展覧会遠征 大阪ライブ編12

 

 祭日の今日はモスクワ国立交響楽団の演奏会を聴きに行くことにした。最初はJRで行くつもりだったが、やや早めに家を出たのと青空を眺めていたらふとドライブがしたくなったので、そのまま車で大阪まで移動する。多分コスト的には高くつくのだが、気分転換は必要である。

 

 大阪まで順調に走行、ホール最寄りの駐車場に車を入れるとまずは昼食を摂る店を物色する。最初は「Da-Wa」や「イレブン」を考えていたのだが、突然に目に飛び込んできた「肉肉ランチ」と書かれた看板に妙に心惹かれたことから「ビストロマネケン」に立ち寄ることにする。

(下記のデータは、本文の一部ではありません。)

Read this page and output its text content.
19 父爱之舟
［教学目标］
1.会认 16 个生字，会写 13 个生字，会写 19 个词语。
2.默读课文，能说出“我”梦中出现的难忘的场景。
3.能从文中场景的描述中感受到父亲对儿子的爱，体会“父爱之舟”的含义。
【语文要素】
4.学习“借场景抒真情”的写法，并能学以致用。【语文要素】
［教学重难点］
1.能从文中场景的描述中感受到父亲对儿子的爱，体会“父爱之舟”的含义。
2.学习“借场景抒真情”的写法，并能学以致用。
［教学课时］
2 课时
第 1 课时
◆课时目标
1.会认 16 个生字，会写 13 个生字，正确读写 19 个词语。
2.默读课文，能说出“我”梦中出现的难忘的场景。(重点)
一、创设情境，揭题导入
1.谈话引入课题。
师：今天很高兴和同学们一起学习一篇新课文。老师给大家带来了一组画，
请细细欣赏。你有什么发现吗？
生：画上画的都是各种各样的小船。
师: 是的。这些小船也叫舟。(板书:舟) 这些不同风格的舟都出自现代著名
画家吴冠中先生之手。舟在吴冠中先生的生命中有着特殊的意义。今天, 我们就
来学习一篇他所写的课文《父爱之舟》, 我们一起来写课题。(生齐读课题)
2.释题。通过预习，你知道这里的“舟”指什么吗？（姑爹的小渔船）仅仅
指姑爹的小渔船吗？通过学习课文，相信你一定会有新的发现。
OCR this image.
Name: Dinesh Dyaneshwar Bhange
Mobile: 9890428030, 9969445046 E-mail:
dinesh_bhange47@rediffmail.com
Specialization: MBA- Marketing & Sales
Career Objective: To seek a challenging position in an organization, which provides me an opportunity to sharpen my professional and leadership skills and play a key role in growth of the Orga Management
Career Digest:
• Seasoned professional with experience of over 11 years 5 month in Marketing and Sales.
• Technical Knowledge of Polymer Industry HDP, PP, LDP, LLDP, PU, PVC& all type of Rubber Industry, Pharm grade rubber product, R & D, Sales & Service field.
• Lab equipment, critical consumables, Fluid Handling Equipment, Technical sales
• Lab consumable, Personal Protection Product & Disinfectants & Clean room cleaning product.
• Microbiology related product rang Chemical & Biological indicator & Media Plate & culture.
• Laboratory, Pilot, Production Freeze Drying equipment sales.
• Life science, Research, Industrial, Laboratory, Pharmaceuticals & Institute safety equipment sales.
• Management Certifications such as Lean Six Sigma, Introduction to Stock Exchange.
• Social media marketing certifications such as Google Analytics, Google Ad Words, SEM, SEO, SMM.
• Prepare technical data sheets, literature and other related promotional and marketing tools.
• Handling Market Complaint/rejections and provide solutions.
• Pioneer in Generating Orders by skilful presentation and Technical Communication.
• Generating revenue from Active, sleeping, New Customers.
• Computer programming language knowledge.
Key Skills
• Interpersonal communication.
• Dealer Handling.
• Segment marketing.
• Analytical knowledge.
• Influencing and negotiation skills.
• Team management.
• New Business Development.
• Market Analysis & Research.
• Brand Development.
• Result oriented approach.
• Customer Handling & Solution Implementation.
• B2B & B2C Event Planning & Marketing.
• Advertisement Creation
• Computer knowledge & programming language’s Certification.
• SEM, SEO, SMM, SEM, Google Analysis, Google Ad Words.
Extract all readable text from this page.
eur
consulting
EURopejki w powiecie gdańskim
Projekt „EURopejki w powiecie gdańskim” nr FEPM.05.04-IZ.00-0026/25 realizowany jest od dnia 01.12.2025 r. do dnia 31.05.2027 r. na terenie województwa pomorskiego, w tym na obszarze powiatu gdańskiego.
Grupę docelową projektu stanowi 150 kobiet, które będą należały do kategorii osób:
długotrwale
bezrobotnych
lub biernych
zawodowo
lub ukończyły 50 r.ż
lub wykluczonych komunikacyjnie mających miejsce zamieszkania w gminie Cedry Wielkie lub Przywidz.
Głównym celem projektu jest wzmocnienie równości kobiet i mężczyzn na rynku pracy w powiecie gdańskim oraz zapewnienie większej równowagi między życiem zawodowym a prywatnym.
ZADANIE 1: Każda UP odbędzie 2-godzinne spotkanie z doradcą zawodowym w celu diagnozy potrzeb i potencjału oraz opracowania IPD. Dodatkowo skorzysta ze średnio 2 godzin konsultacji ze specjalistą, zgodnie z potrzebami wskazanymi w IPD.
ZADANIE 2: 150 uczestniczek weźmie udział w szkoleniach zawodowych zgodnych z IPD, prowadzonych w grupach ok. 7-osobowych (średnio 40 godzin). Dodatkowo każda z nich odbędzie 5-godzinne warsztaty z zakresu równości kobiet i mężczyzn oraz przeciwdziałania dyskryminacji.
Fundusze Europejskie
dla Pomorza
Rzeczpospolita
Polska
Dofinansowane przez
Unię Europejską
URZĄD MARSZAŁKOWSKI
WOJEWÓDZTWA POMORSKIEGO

 店は急な階段(年寄りにはキツそうだ)を登った二階。内部は小洒落たガーデン風というところか。若向きの店という印象がある。リブロースステーキWのランチ(1500円)を注文する。ドリンク、ご飯(カレーもあり)、スープが取り放題とか。

 200グラムのリブロースステーキはボリュームがある。アメ牛かオージーかは分からないが、やや強めのソースで味を付けているタイプ。まあ昼食としては文句ない。今後も使えそうな店である。

 

 昼食を終えるとホールへ。まもなく開場時刻になるので早めにホールへ入る。この1年間でこのホールに来た回数は10回を遙かに越えているので、最早私にはホームグラウンドの感覚である。


モスクワ国立交響楽団

 

[指揮]パヴェル・コーガン

[ピアノ]ダニール・ハリトーノフ

[管弦楽]モスクワ国立交響楽団

 

グリンカ:歌劇「ルスランとリュドミラ」序曲

チャイコフスキー:ピアノ協奏曲 第1番

チャイコフスキー:交響曲 第5番

 

 いきなり「あまり上手ではないオケだな」ということを感じる。アンサンブルに雑な感じがあり、金管は爆音で鳴らすだけというところがある。いわゆる典型的なロシアのオケのイメージである。さらに指揮者のコーガンはハイテンポで煽りまくるタイプなので、それでなくてもグチャグチャした印象のある「ルスランとリュドミラ」序曲の場合、崩壊寸前のかなり際どい演奏になる。

 ピアニストのハリトーノフは長身の美少年。大股の早足で颯爽と入場してくる姿は格好良くある。その演奏は若干の線の細さを感じさせるが、堂々とした安定したものでテクニック的にも全く不安を感じさせない。またバックのオケもチャイコになると先ほどよりは演奏が安定する。

 さて最後の交響曲第5番だが、これについてはコーガンが終始煽りっぱなしという印象。今までこれだけ高速の5番は聴いたことがない。またバリバリ鳴らさせるかと思えば、唐突に音量を極小まで絞ったりとコーガンの指揮はかなり仕掛けが多い。オケはどうにかこうにかそれについて行っている印象。コーガンの指揮はいわゆる爆演型と呼べるだろうが、果たしてこのオケにそのタイプの指揮がマッチするかは微妙なところがある。というのもアンコールのボッケリーニのメヌエットなどでは、このオケの弦がしっとりとした意外に落ち着いたアンサンブルを聴かせていたからである。


 ソリストアンコール一曲にオケのアンコールが三曲というサービス満点で、場内では結構盛り上がっている者もいたが、私はイマイチそれにはついていけない印象だった。楽しいコンサートではあるが、もう一歩かなというのが正直な感想。

 

 なお帰宅時には本公演のスポンサーであるヒガシマルから出汁酢と出汁のセットがお土産として配布された。そう言えば去年は「ちょっと丼」をおみやげにもらったっけ。

 

 コンサートを終えると夕闇迫る中を高速を突っ走って家路へとついたのである。